Question

A thin uniform film of refractive index $1.75$ is placed on a sheet of glass of refractive index $1.5$. At room temperature $\left(20{}^{\circ }\text{C}\right)$, this film is just thick enough for light with wavelength $600\text{nm}$ reflected off the top of the film to be canceled by light reflected from top of the glass. After the glass is placed in an oven and slowly heated to $170{}^{\circ }\text{C}$, the film cancels reflected light of wavelength $606\text{nm}$. The coefficient of linear expansion of the film is (Ignore any changes in the refractive index of the film due to the temperature change.)

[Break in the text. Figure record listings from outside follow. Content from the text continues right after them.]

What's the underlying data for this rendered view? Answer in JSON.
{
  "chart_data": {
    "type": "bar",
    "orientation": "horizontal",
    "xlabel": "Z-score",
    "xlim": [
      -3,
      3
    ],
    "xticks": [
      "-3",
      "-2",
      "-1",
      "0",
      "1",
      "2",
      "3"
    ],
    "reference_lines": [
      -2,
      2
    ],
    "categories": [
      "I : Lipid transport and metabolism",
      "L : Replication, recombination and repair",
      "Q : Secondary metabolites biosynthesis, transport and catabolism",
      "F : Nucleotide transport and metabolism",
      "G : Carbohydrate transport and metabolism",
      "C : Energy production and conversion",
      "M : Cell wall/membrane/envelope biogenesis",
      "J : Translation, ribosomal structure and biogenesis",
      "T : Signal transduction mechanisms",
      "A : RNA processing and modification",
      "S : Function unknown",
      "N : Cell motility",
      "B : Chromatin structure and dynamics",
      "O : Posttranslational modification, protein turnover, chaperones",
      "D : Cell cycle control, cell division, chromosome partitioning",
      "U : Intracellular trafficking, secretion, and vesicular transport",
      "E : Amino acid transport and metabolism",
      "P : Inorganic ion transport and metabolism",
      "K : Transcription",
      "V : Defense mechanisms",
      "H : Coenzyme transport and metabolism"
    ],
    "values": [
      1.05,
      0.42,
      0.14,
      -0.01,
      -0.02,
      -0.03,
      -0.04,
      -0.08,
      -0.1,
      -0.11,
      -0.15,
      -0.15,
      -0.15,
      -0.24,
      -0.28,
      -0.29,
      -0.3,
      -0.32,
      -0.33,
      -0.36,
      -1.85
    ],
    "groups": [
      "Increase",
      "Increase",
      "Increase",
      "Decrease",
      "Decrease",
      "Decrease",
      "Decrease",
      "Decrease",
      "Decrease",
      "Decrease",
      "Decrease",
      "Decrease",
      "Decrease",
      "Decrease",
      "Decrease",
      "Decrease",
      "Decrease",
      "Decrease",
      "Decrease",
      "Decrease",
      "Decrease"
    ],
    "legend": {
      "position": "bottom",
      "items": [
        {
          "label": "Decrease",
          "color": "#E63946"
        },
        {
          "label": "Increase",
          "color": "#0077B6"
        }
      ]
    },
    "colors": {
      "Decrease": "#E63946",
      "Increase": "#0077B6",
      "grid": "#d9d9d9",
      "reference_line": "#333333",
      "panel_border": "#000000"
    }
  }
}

• A. $(3.3\times {10}^{-5}){}^{\circ }{\text{C}}^{-1}$
• B. $(6.6\times {10}^{-5}){}^{\circ }{\text{C}}^{-1}$
• C. $(9.9\times {10}^{-5}){}^{\circ }{\text{C}}^{-1}$
• D. $(2.2\times {10}^{-5}){}^{\circ }{\text{C}}^{-1}$

Answer 1

The correct option is B $(6.6\times {10}^{-5}){}^{\circ }{\text{C}}^{-1}$

According to the question,

For destructive reflection,

At temperature, ${\theta }_1={20}^{\circ }\text{C}$

$\frac{2{\mu }_1}{{\mu }_g}{t}_1=n{\lambda }_1......\left(1\right)$

At temperature, ${\theta }_2={170}^{\circ }\text{C}$

$\frac{2{\mu }_1}{{\mu }_g}{t}_2=n{\lambda }_2.........\left(2\right)$

From equations $\left(1\right)$ and $\left(2\right)$, we get

$\frac{t_2}{t_1}=\frac{{\lambda }_2}{{\lambda }_1}$

$\frac{t_1[1+\alpha ({\theta }_2-{\theta }_1\left)\right]}{t_1}=\frac{{\lambda }_2}{{\lambda }_1}$

Where, $\alpha$ is the coefficient of linear expansion of the film

$\Rightarrow [1+\alpha (170-20\left)\right]=\frac{606}{600}$

$\therefore \alpha =\frac{6}{600\times 150}=(6.6\times {10}^{-5}){}^{\circ }{\text{C}}^{-1}$

Hence, $\left(\text{B}\right)$ is the correct answer.